Se c’è un termine che ben descrive questo film è “tranquillità”: la storia è una come tante, già vista e sentita. Sebbene la Neugebauer non aggiunga molto al discorso sull’Afghanistan o al discorso sul trauma, è impossibile non ammirare la semplicità della sua narrazione. La regia si rende invisibile, prestandosi al racconto di una donna sempre in movimento, rigorosa e responsabile che deve però fermarsi davanti ai bisogni del suo corpo.
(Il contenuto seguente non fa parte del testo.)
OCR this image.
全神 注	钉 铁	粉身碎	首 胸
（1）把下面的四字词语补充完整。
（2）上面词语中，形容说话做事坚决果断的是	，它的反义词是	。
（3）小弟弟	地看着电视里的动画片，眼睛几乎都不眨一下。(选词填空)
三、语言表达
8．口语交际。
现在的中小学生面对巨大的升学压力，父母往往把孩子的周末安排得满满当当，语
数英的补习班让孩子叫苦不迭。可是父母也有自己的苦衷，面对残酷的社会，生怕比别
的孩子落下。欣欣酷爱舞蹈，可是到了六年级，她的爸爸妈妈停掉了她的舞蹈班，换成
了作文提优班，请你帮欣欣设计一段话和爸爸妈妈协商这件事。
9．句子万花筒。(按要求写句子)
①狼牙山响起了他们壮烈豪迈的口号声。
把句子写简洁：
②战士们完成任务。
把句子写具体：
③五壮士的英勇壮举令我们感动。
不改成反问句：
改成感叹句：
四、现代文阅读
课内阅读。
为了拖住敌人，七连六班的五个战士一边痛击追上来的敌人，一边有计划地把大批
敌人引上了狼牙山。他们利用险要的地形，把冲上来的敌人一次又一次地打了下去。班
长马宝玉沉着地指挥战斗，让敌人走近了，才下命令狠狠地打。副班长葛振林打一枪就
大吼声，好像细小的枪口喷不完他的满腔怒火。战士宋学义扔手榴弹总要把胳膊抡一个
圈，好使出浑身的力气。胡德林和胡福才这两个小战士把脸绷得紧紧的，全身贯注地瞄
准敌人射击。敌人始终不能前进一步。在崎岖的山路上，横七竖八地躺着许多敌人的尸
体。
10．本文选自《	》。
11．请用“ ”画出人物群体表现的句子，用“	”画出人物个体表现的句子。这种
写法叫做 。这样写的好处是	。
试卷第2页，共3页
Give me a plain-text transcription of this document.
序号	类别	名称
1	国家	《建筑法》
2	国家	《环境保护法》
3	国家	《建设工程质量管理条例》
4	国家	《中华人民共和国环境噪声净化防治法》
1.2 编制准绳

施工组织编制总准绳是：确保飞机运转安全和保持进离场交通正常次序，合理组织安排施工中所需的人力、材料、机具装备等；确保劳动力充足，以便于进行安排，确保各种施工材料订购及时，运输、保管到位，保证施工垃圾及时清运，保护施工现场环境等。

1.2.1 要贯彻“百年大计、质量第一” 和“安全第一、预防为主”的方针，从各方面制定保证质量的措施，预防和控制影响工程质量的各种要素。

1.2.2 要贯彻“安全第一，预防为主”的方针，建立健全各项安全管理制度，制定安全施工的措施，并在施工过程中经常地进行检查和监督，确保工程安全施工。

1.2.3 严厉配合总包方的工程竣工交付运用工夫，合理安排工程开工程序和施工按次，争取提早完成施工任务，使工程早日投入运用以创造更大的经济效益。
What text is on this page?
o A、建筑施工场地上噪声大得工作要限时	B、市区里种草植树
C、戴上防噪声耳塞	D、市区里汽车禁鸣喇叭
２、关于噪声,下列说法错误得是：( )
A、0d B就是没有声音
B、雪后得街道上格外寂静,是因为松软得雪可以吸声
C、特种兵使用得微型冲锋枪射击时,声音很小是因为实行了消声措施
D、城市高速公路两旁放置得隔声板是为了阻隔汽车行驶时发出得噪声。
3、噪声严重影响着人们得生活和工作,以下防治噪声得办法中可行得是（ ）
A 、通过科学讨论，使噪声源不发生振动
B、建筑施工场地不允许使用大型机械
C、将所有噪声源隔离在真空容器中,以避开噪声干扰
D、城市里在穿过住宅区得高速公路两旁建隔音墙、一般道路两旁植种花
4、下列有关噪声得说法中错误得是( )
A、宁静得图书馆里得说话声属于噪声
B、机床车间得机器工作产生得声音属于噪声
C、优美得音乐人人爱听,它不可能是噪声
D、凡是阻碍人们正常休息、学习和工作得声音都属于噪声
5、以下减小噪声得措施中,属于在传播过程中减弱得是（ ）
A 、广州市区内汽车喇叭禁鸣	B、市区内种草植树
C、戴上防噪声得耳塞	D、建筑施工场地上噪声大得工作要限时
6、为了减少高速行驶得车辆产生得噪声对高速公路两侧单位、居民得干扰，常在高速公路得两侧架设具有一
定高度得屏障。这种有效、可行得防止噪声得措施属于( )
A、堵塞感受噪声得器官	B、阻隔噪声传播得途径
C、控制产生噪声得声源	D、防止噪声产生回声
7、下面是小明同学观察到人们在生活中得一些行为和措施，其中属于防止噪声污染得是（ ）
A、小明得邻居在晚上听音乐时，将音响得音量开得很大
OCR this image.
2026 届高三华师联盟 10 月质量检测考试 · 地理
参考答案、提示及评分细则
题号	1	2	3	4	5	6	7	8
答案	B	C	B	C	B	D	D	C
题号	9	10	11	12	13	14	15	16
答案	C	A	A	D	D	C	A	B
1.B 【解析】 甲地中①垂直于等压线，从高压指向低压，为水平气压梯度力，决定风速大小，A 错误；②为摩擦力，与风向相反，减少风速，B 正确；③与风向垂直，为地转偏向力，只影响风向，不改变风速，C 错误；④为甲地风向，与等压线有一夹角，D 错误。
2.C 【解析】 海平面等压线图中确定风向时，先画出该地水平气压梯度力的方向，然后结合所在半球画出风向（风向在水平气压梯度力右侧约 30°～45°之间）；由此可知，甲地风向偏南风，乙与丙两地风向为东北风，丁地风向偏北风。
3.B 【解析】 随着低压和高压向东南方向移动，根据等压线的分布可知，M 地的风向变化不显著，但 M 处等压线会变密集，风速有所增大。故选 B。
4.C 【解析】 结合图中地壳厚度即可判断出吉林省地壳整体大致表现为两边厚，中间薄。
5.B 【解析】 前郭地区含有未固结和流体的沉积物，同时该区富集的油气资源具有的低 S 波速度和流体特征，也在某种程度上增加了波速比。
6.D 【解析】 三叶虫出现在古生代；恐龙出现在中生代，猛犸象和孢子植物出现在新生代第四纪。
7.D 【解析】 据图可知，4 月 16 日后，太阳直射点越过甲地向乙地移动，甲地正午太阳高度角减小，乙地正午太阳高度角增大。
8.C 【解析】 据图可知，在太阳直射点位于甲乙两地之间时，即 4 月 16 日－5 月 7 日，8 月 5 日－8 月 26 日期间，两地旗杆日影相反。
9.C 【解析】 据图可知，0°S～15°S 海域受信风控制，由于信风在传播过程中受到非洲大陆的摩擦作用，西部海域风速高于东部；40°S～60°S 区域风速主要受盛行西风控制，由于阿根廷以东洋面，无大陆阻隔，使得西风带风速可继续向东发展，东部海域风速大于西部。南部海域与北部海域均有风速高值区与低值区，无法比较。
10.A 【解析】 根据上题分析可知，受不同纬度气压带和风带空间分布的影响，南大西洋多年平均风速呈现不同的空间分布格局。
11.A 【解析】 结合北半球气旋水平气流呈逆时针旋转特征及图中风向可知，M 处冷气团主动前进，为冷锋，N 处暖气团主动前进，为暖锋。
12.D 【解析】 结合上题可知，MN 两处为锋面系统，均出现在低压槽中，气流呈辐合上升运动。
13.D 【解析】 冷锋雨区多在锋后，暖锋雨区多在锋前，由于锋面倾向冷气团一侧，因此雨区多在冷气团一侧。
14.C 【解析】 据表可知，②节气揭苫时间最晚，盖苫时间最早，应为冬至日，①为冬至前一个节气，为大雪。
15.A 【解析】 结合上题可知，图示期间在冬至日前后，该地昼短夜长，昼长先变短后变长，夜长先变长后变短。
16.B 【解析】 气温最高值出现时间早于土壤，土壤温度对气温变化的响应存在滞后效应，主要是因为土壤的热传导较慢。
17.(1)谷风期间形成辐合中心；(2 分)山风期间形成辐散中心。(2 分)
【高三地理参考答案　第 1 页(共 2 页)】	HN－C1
Lynsey vuole sentirsi utile, odia essere un peso per chi la circonda, che sia James (Bryan Tyree Henry) o la madre Gloria (Linda Emond). Vive il peso di un corpo umano, ormai consapevole della sua fragilità, ma ossessionata da un senso di fuga che la vuole lontana dal presente.
Il film si concentra sui rapporti e sulle parole, senza mai superare una linea di confine nettamente tracciata. Un confine che si impone di trasmettere attraverso i personaggi una profonda umanità, nelle sofferenze comuni e nel superamento di esse. Alla fin fine si tratta di un prodotto indipendente, che sì, marcia sulle generalità e sulla componente tragica della vita umana, alla ricerca di un consenso generale. Ciò non toglie che Causeway saprà trovare il suo pubblico, per chi desidera una visione senza impegno ma che racconti un po’ della condizione umana.